Anyway, ignoring him seemed to work, I still get more emails from him than other students (which is fine), but it’s gone down to one short exchange a day at most, and most of the questions are more conceptual in nature, which means that he’s at least comfortable with debugging for now, though it also means he gets less overall help because I can’t just flat out tell him what’s wrong anymore (which may or may not frustrate him, hard to tell).

Whenever he sends too many questions I just tell him that it’d be easier to discuss during office hours, because we can discuss his code in real time (and that’s the truth), so at least I can get company during OHs.

Yep. Wait an hour, and they’ll figure out that the little plus sign before a folder means they can expand it. All by themselves!
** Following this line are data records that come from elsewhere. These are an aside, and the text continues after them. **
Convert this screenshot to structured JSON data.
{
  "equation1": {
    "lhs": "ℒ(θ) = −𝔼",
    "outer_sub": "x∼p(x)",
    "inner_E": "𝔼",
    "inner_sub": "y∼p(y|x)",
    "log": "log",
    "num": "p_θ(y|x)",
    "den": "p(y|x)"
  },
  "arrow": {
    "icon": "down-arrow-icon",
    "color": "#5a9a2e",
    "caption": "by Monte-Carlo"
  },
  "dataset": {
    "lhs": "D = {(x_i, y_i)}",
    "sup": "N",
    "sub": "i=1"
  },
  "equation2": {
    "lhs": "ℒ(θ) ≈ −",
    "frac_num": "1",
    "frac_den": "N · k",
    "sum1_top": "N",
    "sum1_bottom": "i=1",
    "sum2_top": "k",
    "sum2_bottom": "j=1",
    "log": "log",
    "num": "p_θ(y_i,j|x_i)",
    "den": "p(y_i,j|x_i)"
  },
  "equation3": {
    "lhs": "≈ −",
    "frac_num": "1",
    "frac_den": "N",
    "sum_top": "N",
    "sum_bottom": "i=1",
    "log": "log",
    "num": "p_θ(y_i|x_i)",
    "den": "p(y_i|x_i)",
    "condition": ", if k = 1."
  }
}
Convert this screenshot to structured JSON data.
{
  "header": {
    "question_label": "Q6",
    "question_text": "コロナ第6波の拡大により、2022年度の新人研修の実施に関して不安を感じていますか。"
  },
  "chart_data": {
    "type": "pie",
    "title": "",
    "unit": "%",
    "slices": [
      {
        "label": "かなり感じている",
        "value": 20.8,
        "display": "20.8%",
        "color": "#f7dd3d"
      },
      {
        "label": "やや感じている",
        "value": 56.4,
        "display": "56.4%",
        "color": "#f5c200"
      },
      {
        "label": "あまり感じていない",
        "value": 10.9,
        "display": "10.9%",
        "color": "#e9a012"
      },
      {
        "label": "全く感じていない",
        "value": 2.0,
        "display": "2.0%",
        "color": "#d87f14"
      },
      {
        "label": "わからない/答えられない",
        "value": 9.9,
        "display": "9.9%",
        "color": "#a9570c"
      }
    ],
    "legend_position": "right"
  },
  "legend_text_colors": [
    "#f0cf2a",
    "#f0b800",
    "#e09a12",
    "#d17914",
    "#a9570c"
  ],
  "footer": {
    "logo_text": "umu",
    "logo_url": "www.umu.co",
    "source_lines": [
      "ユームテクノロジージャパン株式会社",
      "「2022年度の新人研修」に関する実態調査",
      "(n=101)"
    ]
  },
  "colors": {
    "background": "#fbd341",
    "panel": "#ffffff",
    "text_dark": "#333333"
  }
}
And when they do that, it sticks with them forever.

Sounds like a great answer.

I teach third graders writing, and I have to explain at the beginning of the year that I won’t (or almost never will) tell them how to spell a word in the middle of our writing time. If I were willing to do that, then my room would be full of little hands raised in the air and pencils set on desks, and I’d spend all my time circulating telling students how to spell words rather than meeting with individuals for 10 minute at a time to confer on story structure, use of dialog, how to brainstorm story ideas, etc. It takes some training for some kids to get them out of the habit of relying on an adult for perfection, but I think encouraging their independence is really important. (And when I get a chance to meet with them, if spelling is their big issue, I’m all about helping them then.)